In Bergen läßt Litton diesen musikalischen Mondstein, oder sollte ich besser sagen: dieses klingende Hologramm, zum Hauptereignis werden. Wie sollte er auch nicht angesichts der vielen vorzüglichen Solisten, die ihm hier zu Gebote stehen (man muß nur die prächtig anstoßenden Trompeten bei der Morgenstimmung hören) und sich fast immer zu exquisiten Ensemble-Wirkungen verknüpfen lassen! Dass dabei die dramaturgische Stringenz des Geschehens ein wenig zu kurz kommt, läßt sich verschmerzen. Mit ein bißchen Einbildungskraft sollte es uns ja wohl möglich sein, die Geschehnisse aus dem verhexten Gebiete des bösen Kastschei vors innere Auge zu zaubern: die Monster mit ihren Elefantenfüßen, das glühende Gefieder des geflügelten Titelhelden, der in sich wie ein mißglücktes Soufflé seufzend zusammensackt. Dass die Apotheose nicht recht gelingen will, ist kein Versagen, sondern offenbare Strategie: Es ist eine leise Bitterkeit darin, während das grelle, scharfkantige Scheinwerferlicht dem gleißenden Weiß die letzten Nuancen austreibt ...

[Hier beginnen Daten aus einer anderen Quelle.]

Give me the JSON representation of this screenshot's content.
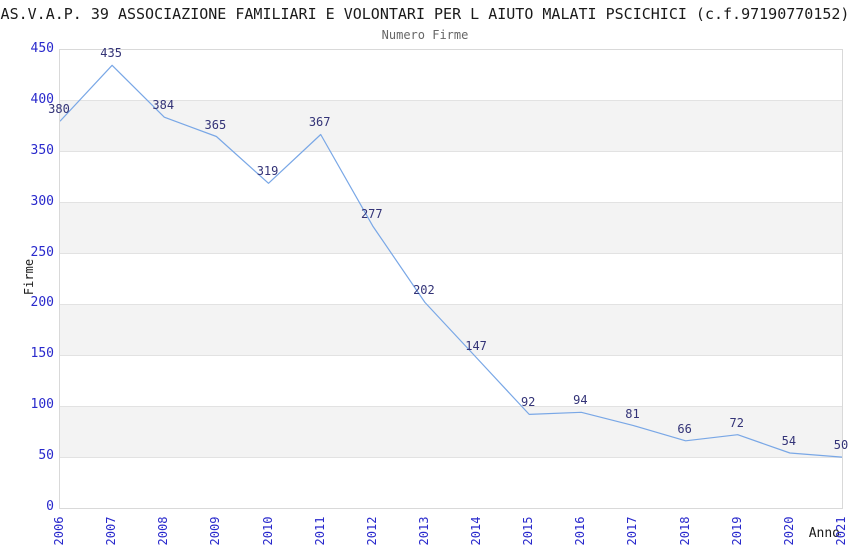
{
  "header": {
    "title": "AS.V.A.P. 39 ASSOCIAZIONE FAMILIARI E VOLONTARI PER L AIUTO MALATI PSCICHICI (c.f.97190770152)",
    "subtitle": "Numero Firme"
  },
  "chart_data": {
    "type": "line",
    "title": "Numero Firme",
    "xlabel": "Anno",
    "ylabel": "Firme",
    "categories": [
      "2006",
      "2007",
      "2008",
      "2009",
      "2010",
      "2011",
      "2012",
      "2013",
      "2014",
      "2015",
      "2016",
      "2017",
      "2018",
      "2019",
      "2020",
      "2021"
    ],
    "values": [
      380,
      435,
      384,
      365,
      319,
      367,
      277,
      202,
      147,
      92,
      94,
      81,
      66,
      72,
      54,
      50
    ],
    "ylim": [
      0,
      450
    ],
    "ytick_step": 50,
    "grid": "horizontal-bands",
    "legend": "none",
    "point_labels": true,
    "colors": {
      "line": "#79a7e6",
      "axis_tick_label": "#2929cc",
      "point_label": "#333377",
      "band": "#f3f3f3",
      "gridline": "#e2e2e2",
      "plot_border": "#d9d9d9",
      "title": "#1a1a1a",
      "subtitle": "#666666"
    }
  }
}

Die Zugaben unterstreichen die Konzeption. Zwei Chopin-Bearbeitungen, in denen Strawinsky uns recht ironisch etwas salonfähigen „George Sand" in die Augen streut, eine idiomatische Instrumentierung der Canzonetta op. 62a von Jean Sibelius und ein bißchen was aus Tschaikowskys Dornröschen, dazu als spezielle Köstlichkeit das halbserielle musikalische Telegramm zum 80. Geburtstag von Pierre Monteux (1955) – das sind die hübschen kleinen Schlußsteinchen einer recht zauberhaften Schmuckschatulle.
Rasmus van Rijn [29.02.2012]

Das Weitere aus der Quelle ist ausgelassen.